Among the US institutions with which the School has had long-standing ties are Fordham University and Brooklyn Law School. In addition to staff exchanges with both institutions, the School advertises and promotes the LLM programme of Brooklyn to its undergraduate and post-graduate students, with an incentive under which that programme could be taken by Ulster students at a heavily discounted fee. By way of reciprocation, Brooklyn has undertaken to promote Ulster’s LLM programmes to their 2nd and 3rd year JD students (at a 15% discount in fees). For incoming students the Ulster LLMs would ‘double count’ as credit toward their eventual JD, and so they would emerge from the 3 year programme with a US JD and an Ulster LLM.
The School is pursuing student recruitment initiatives in Asia and the Far East as well. Countries targeted for this purpose include Sri Lanka, India and Malaysia.
In relation to Sri Lanka, the School was, in late-2017, invited by a well-known college of higher studies in Colombo to enter into a partnership agreement under which Sri Lankan students aspiring to acquire a UK law degree – and one which, moreover, enjoys Qualifying Law Degree (QLD) status with the professional regulatory authorities in England & Wales and Northern Ireland – could study for the first two years in Colombo and then move to Ulster to complete third-year studies.
A Memorandum of Understanding has already been signed between the two institutions and the proposal to implement the 2+1 arrangement is currently at an advanced stage of consideration at university level.
The need for global engagement has also permeated the activities of the School’s staff in their individual endeavours at various levels.
Many of the School’s academics have worked closely with foreign counterparts in such areas as teaching, research, consultancy services, and other outreach activities.
For example, the Director of Educational Partnerships and International Affairs, Dr Venkat Iyer, has, for many years now, been sought as a consultant by governments around the world to provide advisory and drafting services in the area of media and broadcasting law. He was, in 2004-5, invited by the World Bank to design a Continuing Legal Education Programme for lawyers in Kenya. More recently, Dr Iyer was appointed a Law Commissioner for Northern Ireland, in which capacity he provided services in the area of legal reform to the devolved administration in Northern Ireland.

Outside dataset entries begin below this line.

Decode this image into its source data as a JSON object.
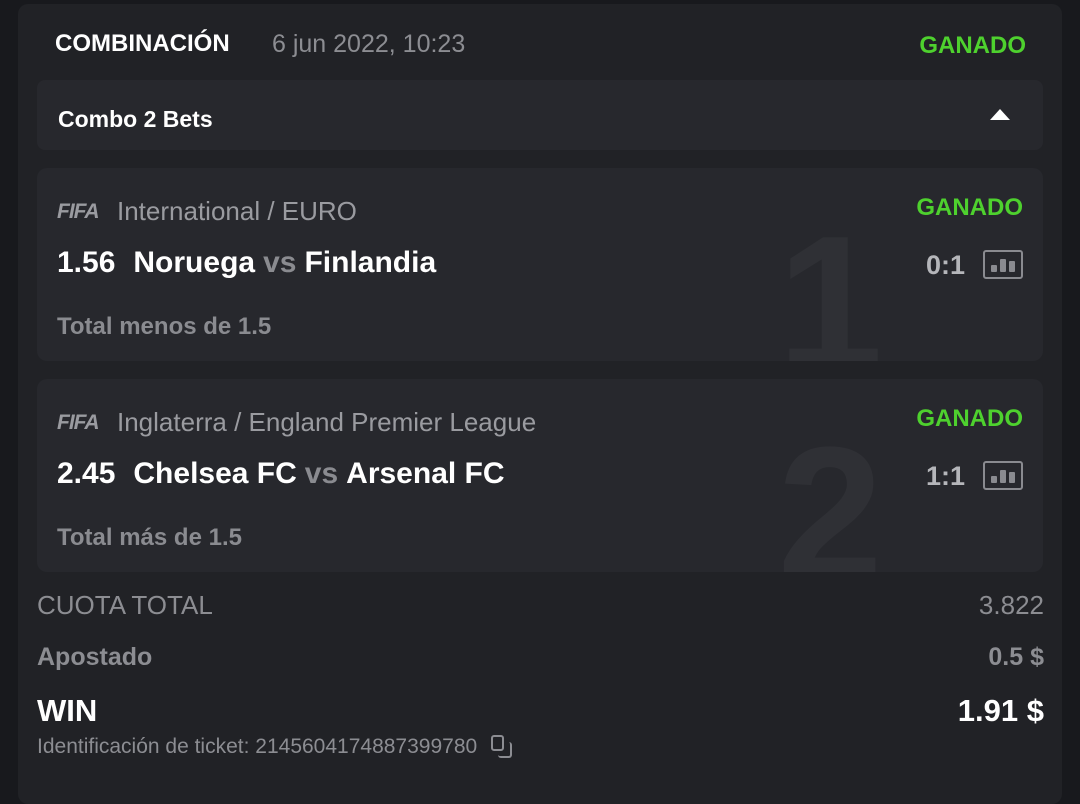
{
  "header": {
    "title": "COMBINACIÓN",
    "date": "6 jun 2022, 10:23",
    "status": "GANADO"
  },
  "combo": {
    "label": "Combo 2 Bets",
    "toggle_icon": "triangle-up-icon"
  },
  "bets": [
    {
      "index": "1",
      "sport_logo": "FIFA",
      "league": "International / EURO",
      "status": "GANADO",
      "odds": "1.56",
      "home": "Noruega",
      "vs": "vs",
      "away": "Finlandia",
      "score": "0:1",
      "market": "Total menos de 1.5"
    },
    {
      "index": "2",
      "sport_logo": "FIFA",
      "league": "Inglaterra / England Premier League",
      "status": "GANADO",
      "odds": "2.45",
      "home": "Chelsea FC",
      "vs": "vs",
      "away": "Arsenal FC",
      "score": "1:1",
      "market": "Total más de 1.5"
    }
  ],
  "summary": {
    "total_odds_label": "CUOTA TOTAL",
    "total_odds": "3.822",
    "stake_label": "Apostado",
    "stake": "0.5 $",
    "win_label": "WIN",
    "win": "1.91 $",
    "ticket_label": "Identificación de ticket: 2145604174887399780"
  },
  "colors": {
    "won": "#4ed12e",
    "background": "#212226",
    "card": "#27282d"
  }
}
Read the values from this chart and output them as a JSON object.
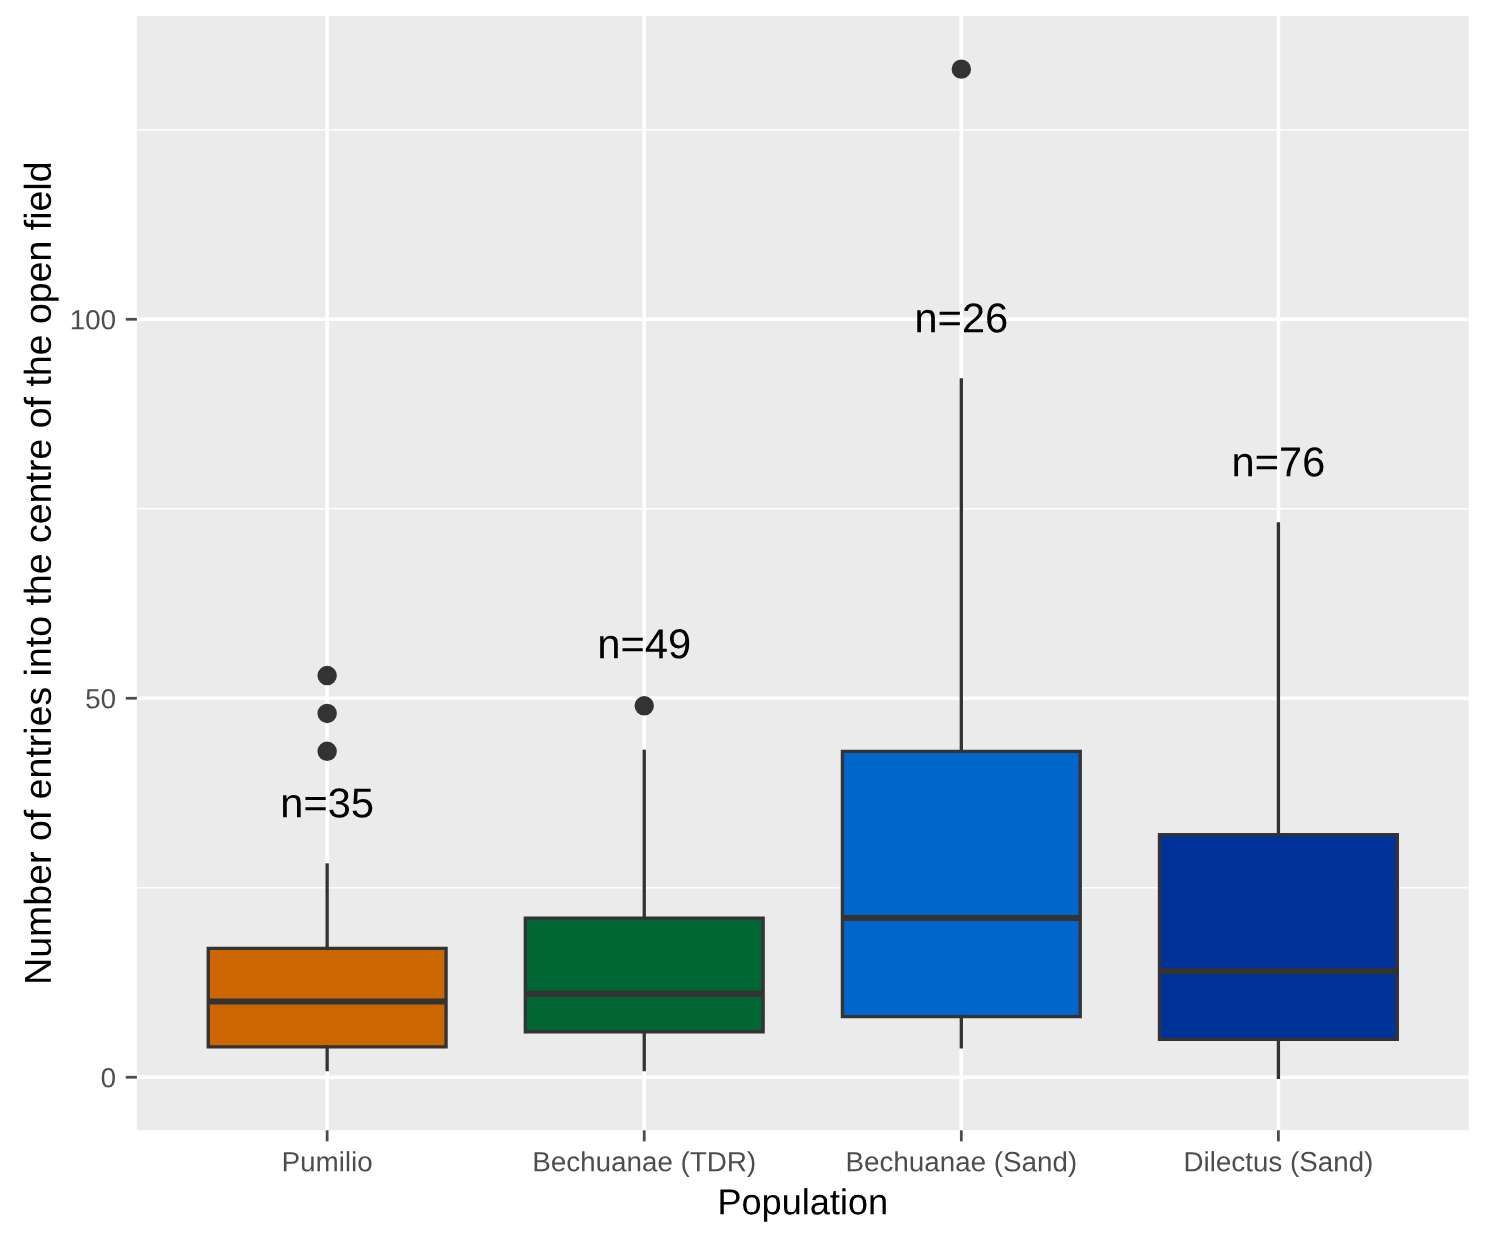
{
  "chart_data": {
    "type": "box",
    "xlabel": "Population",
    "ylabel": "Number of entries into the centre of the open field",
    "categories": [
      "Pumilio",
      "Bechuanae (TDR)",
      "Bechuanae (Sand)",
      "Dilectus (Sand)"
    ],
    "colors": [
      "#cc6600",
      "#006633",
      "#0066cc",
      "#003399"
    ],
    "boxes": [
      {
        "low": 1,
        "q1": 4,
        "median": 10,
        "q3": 17,
        "high": 28,
        "outliers": [
          43,
          48,
          53
        ]
      },
      {
        "low": 1,
        "q1": 6,
        "median": 11,
        "q3": 21,
        "high": 43,
        "outliers": [
          49
        ]
      },
      {
        "low": 4,
        "q1": 8,
        "median": 21,
        "q3": 43,
        "high": 92,
        "outliers": [
          133
        ]
      },
      {
        "low": 0,
        "q1": 5,
        "median": 14,
        "q3": 32,
        "high": 73
      }
    ],
    "annotations": [
      "n=35",
      "n=49",
      "n=26",
      "n=76"
    ],
    "ylim": [
      -7,
      140
    ],
    "yticks": [
      0,
      50,
      100
    ],
    "grid": true
  }
}
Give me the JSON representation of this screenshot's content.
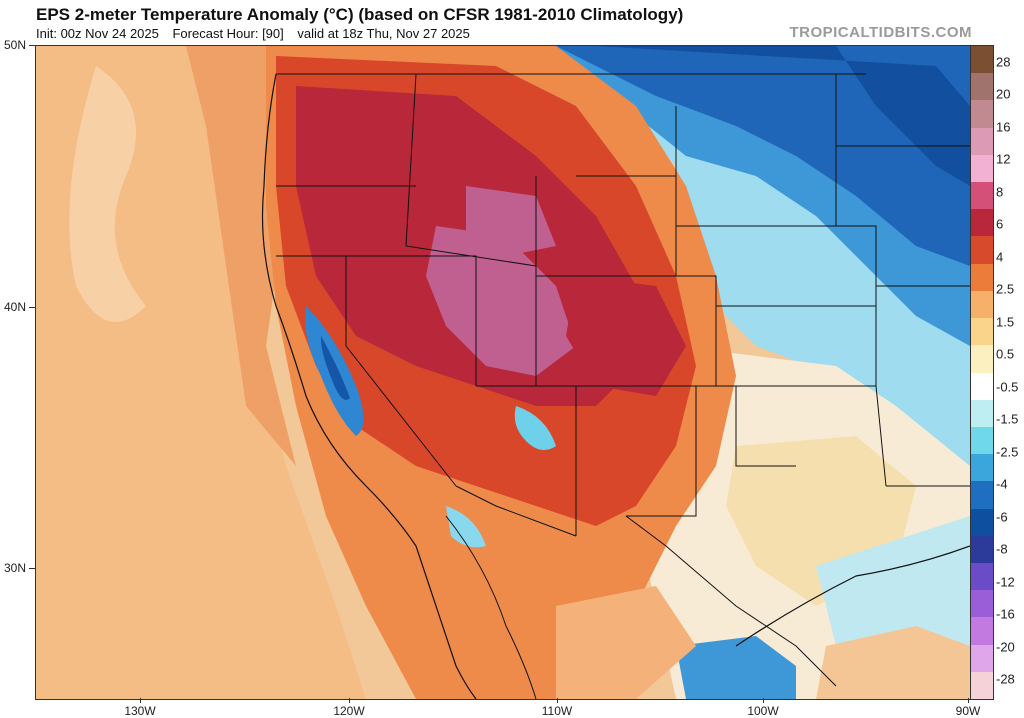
{
  "header": {
    "title": "EPS 2-meter Temperature Anomaly (°C) (based on CFSR 1981-2010 Climatology)",
    "init": "Init: 00z Nov 24 2025",
    "forecast_hour": "Forecast Hour: [90]",
    "valid": "valid at 18z Thu, Nov 27 2025",
    "brand": "TROPICALTIDBITS.COM"
  },
  "axes": {
    "lat_labels": [
      "50N",
      "40N",
      "30N"
    ],
    "lon_labels": [
      "130W",
      "120W",
      "110W",
      "100W",
      "90W"
    ]
  },
  "colorbar": {
    "labels": [
      "28",
      "20",
      "16",
      "12",
      "8",
      "6",
      "4",
      "2.5",
      "1.5",
      "0.5",
      "-0.5",
      "-1.5",
      "-2.5",
      "-4",
      "-6",
      "-8",
      "-12",
      "-16",
      "-20",
      "-28"
    ],
    "colors": [
      "#7a4f32",
      "#a0736c",
      "#c08a90",
      "#dc9ab4",
      "#f2b0d2",
      "#d45078",
      "#b8283a",
      "#d84a2c",
      "#ec7c3a",
      "#f6b06a",
      "#fbd48c",
      "#fdf0c0",
      "#ffffff",
      "#bfeef2",
      "#6fd8ea",
      "#3aa6dc",
      "#1e6fc0",
      "#0f4fa0",
      "#2c3a9a",
      "#6a4cc8",
      "#9a5ed8",
      "#c27ae0",
      "#e0a6ea",
      "#f4d2d8"
    ]
  },
  "map": {
    "colors": {
      "ocean": "#f2c898",
      "warm_light": "#f6b87a",
      "warm_med": "#ee8a4a",
      "warm_strong": "#d8472a",
      "hot": "#b8283a",
      "very_hot": "#c06090",
      "neutral": "#fdeed6",
      "cool_light": "#aee6f2",
      "cool": "#5cc4ea",
      "cold": "#2f86d2",
      "very_cold": "#1656a8",
      "border": "#111111"
    }
  }
}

Dr Iyer has also been engaged in judicial training in various jurisdictions, and has been the editor of two prestigious journals, The Commonwealth Lawyer and The Round Table: The Commonwealth Journal of International Affairs, both published from London.
Another member of staff, Dr Thomas Hansen, has been promoting links between Ulster and universities in Kenya. In 2017 Dr Hansen was awarded a grant by the Royal Irish Academy to act as principal investigator on a project involving peace-building and justice in that country. He is currently working on another project relating to Kenya which aims to improve future justice processes relating to international crimes. Dr Hansen has also been involved, under a British Academy/Leverhulme grant, in investigating accountability for British war crimes in Iraq.
The School is constantly striving to increase its international engagement and aiming to, among other things, help Ulster achieve its mission of becoming one of the top 10 UK universities for international student experience. The process of internationalising the School’s teaching and research continues apace, as do its efforts to build strong partnerships around the world.